AI SCIENCE
When your sources are as real as Monopoly money
A new study shows that generative AI tools and research agents often make claims that aren’t backed up by proper sources.
About one-third of their answers were unreliable, and for OpenAI’s GPT-4.5, almost half (47%) of responses weren’t supported.
Salesforce AI researchers tested several AI search engines, including GPT-4.5 and 5, You.com, Perplexity, and Microsoft’s Bing Chat, along with five deep research tools from OpenAI, Bing, You.com, Google Gemini, and Perplexity.
The review, called DeepTrace, measured 303 queries against eight criteria, including bias, confidence, relevance, and how strong the sources were.
The results showed weak performance.
Bing Chat had unsupported claims in about 23% of answers, You.com and Perplexity in 31%, and GPT-4.5 in 47%.
Here’s what you should know:
About one-third of AI answers lacked reliable sources
GPT-4.5 had 47% unsupported claims
Perplexity’s deep research tool had the worst result at 97.5% unsupported claims
Suspicious sources alert
Perplexity’s deep research tool did worst, with 97.5% of claims unsupported. Many tools also gave one-sided answers, especially on debated topics like energy.
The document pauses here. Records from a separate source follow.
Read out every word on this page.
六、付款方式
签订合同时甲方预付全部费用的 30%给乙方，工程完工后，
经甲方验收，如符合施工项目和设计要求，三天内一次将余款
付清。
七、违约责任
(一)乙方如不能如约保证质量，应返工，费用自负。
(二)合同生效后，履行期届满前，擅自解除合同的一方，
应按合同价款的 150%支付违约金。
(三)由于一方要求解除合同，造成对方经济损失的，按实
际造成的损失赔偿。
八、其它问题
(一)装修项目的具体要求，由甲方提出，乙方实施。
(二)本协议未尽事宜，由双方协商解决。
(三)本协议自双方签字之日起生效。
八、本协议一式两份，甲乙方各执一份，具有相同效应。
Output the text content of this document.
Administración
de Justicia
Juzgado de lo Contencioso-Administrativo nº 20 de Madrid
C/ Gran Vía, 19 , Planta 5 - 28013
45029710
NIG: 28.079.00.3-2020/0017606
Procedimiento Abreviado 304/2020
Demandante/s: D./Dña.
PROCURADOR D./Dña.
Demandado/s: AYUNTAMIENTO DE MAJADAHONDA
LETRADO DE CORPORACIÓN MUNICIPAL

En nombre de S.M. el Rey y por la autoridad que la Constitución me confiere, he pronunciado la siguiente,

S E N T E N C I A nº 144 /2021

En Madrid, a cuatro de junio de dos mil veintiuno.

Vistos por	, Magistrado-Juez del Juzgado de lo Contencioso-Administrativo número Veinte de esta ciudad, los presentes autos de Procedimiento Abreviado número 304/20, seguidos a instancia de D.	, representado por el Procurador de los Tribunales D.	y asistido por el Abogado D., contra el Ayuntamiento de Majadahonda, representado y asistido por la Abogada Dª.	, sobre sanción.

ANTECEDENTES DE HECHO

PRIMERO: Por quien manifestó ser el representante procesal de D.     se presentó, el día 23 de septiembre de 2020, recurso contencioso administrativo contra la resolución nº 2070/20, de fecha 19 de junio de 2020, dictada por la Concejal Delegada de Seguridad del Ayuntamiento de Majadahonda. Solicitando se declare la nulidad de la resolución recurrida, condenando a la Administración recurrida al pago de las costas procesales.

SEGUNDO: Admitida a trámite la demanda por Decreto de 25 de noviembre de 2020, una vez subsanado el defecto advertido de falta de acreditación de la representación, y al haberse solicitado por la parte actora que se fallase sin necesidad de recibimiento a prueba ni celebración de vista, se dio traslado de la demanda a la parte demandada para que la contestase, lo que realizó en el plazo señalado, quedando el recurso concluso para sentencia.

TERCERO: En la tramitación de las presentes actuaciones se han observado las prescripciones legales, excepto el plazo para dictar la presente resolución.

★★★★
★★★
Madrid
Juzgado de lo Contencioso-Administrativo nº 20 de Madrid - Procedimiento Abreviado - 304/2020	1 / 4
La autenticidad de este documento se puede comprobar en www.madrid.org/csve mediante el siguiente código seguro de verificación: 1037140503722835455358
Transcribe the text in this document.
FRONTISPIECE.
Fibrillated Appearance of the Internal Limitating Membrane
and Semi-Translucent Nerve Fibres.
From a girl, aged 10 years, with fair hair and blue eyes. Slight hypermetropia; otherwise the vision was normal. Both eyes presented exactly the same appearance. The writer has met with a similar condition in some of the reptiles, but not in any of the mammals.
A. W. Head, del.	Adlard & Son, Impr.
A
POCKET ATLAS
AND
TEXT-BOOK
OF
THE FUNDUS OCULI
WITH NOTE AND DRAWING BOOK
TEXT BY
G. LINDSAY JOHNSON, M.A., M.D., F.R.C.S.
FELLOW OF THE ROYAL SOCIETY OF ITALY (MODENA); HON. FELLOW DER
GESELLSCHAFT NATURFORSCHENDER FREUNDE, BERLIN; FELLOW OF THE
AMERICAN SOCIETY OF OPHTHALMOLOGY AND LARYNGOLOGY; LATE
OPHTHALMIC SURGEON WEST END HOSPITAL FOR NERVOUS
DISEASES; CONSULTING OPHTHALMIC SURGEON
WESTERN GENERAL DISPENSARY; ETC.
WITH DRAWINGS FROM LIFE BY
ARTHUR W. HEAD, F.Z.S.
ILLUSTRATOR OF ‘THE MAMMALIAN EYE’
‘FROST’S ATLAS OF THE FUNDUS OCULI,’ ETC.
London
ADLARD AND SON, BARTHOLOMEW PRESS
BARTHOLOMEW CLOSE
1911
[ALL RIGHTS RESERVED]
Reactions to the study are mixed.
Some say it confirms concerns about bias and bad sourcing, while others argue the methods used to check reliability weren’t strong enough.
There were also doubts about the way human and AI judgements were compared.
Still, experts agree that AI systems need to improve accuracy, sourcing, and balance, especially as they move into more important areas.
One-sided answers are basically AI subtweeting.